NHK札幌放送局

5年生と、ほぼ40年前の5年生による出前授業【高橋秀和】

いぶりDAYひだか

2020年12月7日(月)午後6時48分 更新

縁あって、小学生の前で話をすることになり、11月のとある日、お邪魔しました。  

 ニュース作成現場の裏側を知りたい、という「あびらぼ(※)」(安平町)代表の河嶋愛基さんからの依頼。しかもタイトルが「NHK(報道)の仕事をのぞき見」とは・・
 よし、だったら、お見せできる範囲でのぞき見してもらおうじゃないの!

(※)安平町の「教えない放課後教室」(公営塾)。「こどもたちの興味関心を拡げ、心が動く瞬間を創り出す」授業やイベントを行っている。代表の河嶋さんは、北海道のローカルプレーヤーとNHKのユニット「the Locals」のメンバー。

 今回、安平町立早来小学校5年生の総合学習「ニュース番組をつくろう」の時間の中で、自分が取材して最近放送されたリポートを見てもらい、裏話をしてきました。
 それにしても、最近の小学生の授業はすごいですね、友達と協力してタブレットを上手に使いこなしてニュース番組を作るのだそうです。
 今回の体験がきっかけで将来、ニュースを伝える仕事に就いてくれる人もいるものと思い、こちらも真剣勝負でのぞみました。

 教室に向かう廊下に掲示されていた版画は、明らかにどこかで見たことがある絵です。
 自分の時代とは違って、いまの小学生は、早い段階で名画に接するのだと思いながら、廊下を歩きます。

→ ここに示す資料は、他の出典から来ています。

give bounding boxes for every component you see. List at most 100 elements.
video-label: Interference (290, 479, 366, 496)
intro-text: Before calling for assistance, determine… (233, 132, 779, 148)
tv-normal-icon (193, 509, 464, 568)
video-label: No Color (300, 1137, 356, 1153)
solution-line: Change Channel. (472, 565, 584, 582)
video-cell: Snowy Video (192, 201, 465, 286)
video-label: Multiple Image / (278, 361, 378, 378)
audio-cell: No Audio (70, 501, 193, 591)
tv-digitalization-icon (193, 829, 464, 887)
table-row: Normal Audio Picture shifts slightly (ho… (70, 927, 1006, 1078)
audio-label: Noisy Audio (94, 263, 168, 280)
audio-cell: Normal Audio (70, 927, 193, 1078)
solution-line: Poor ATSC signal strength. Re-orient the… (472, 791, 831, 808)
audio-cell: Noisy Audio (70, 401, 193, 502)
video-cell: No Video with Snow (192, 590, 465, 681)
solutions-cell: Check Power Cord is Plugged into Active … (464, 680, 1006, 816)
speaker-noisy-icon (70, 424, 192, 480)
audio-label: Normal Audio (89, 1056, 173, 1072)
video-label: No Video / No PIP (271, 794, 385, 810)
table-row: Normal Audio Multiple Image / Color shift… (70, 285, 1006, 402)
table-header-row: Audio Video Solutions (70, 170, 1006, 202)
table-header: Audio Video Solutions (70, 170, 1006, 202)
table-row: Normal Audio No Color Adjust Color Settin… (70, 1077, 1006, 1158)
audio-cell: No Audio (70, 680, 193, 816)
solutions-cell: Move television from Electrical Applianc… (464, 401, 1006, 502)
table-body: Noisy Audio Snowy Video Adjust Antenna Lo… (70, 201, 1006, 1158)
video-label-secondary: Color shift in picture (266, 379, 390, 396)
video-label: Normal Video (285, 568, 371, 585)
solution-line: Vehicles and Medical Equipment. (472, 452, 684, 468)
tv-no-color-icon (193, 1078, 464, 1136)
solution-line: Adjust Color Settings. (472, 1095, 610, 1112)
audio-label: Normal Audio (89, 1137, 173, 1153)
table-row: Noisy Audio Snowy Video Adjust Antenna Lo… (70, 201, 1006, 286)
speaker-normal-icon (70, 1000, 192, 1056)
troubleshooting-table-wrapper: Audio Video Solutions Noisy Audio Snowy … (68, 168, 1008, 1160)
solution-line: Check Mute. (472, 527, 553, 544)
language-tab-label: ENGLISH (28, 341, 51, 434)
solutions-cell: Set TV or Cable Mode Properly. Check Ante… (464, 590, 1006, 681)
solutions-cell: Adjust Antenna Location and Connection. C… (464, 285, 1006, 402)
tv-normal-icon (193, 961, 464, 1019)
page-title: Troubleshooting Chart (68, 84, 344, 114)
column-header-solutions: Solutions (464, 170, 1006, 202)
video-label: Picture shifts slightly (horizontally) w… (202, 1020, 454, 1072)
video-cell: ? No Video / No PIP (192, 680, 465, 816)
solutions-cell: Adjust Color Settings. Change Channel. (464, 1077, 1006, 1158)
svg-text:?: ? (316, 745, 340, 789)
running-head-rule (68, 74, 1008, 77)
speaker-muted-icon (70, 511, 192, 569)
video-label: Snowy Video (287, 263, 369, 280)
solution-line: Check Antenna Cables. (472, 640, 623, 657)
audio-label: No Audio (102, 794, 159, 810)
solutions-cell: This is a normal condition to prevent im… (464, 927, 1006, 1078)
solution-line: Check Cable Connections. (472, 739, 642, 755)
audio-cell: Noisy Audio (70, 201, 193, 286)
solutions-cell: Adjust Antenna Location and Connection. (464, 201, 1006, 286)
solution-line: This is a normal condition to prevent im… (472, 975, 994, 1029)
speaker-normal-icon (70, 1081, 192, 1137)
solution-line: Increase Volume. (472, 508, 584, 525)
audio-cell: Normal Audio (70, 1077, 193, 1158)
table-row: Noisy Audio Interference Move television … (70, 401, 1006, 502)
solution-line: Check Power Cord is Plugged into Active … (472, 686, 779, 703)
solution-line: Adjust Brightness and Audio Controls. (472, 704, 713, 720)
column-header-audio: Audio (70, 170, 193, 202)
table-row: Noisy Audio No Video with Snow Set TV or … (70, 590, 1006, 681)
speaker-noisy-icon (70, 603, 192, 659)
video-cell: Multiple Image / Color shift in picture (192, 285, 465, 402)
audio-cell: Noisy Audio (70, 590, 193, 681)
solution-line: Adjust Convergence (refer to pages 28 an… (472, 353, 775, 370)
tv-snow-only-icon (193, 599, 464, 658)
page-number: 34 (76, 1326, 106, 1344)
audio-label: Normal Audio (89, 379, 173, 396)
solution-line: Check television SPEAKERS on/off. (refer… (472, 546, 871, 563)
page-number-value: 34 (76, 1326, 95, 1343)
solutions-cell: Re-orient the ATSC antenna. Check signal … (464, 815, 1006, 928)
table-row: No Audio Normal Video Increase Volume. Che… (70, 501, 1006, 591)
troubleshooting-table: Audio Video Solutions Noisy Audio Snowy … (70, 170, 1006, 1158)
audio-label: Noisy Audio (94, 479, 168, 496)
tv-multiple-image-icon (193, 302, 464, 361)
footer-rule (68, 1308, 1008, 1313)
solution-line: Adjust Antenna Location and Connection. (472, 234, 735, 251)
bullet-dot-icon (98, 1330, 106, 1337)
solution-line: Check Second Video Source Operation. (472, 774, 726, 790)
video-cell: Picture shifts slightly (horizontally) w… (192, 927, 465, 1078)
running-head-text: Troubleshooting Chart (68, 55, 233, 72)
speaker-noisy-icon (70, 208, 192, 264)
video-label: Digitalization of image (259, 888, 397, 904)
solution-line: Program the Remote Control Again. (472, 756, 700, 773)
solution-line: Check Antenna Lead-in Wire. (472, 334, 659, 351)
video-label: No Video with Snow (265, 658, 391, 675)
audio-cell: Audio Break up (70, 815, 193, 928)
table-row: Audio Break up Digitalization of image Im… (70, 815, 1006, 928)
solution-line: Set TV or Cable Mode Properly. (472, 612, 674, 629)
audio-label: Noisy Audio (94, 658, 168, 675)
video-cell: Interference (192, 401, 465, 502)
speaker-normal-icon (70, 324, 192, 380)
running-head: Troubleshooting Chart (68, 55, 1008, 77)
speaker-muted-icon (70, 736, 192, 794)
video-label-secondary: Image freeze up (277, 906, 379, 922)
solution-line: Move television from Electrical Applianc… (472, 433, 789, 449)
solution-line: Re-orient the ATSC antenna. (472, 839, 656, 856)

 話す相手は小学5年生、なにより、自分の話すことを理解してくれるだろうか。
 未利用魚、子ども食堂、食糧自給率、依存、廃棄・・・次から次へとこんな言葉が出てきたら、間違いなく飽きるだろうな。
 全てを一度にわかってもらえないだろう。後から気づくことや何年か後にわかったことがたくさんある。何年か後にトータルでわかってくれれば、それでよし。それが人生だ。
 ということで、多少割り切りも含んだ心境の中、いざ教室へ。

 小学生を相手に話したのは、リポートの取材や制作過程において意識したことや大事にしたことです。
 未利用魚、つまり水揚げされても値段が付かずに捨てられてしまう魚があって、もったいない話があること、それを活用しようという動き。難しい出来事を映像とことばで伝える仕事であることと、取材を通して人と接する機会が多い仕事であることを話しました。

 休憩中には、我が家のネコにも出てもらいました。

 しばらくして、あびらぼの河嶋さんから児童たちのニュース動画ができたという知らせが来ました。動画のデータも添えられていました。さっそく拝見。

 合計10本の動画、どれもすばらしいものでした。
 日頃の何気ないところからニュースになることを形にしたり、社会の問題を校内の問題に置き換えて伝えたり、日頃お世話になっている縁の下の力持ちに光をあててみたり、5年生らしい視点のニュースでした。改めて、自分自身も大切にしたい視点です。

 講評をお願いされましたので、動画は好評です!という内容で感想を一言。そして、一つお願い事をさせていただきました。どんなお願い事かは内緒。 

 今回早来小学校5年生のみなさんと話をする前に、多く考える時間がありました。
 この仕事の原点とは何か。この仕事のやりがいや喜びってなんだろう。とくに、この仕事への向き合い方については真剣に考えました。自分なりの浅知恵ではありますが。

 とはいえ、自分の話を聞いてくれた子ども達から、将来、アナウンサーになってくれる、ニュースに携わる仕事に就いてくれる人が出てくれたらいいと切望する毎日です。

 早来小学校のみなさん、「あびらぼ」のみなさん、ありがとうございました。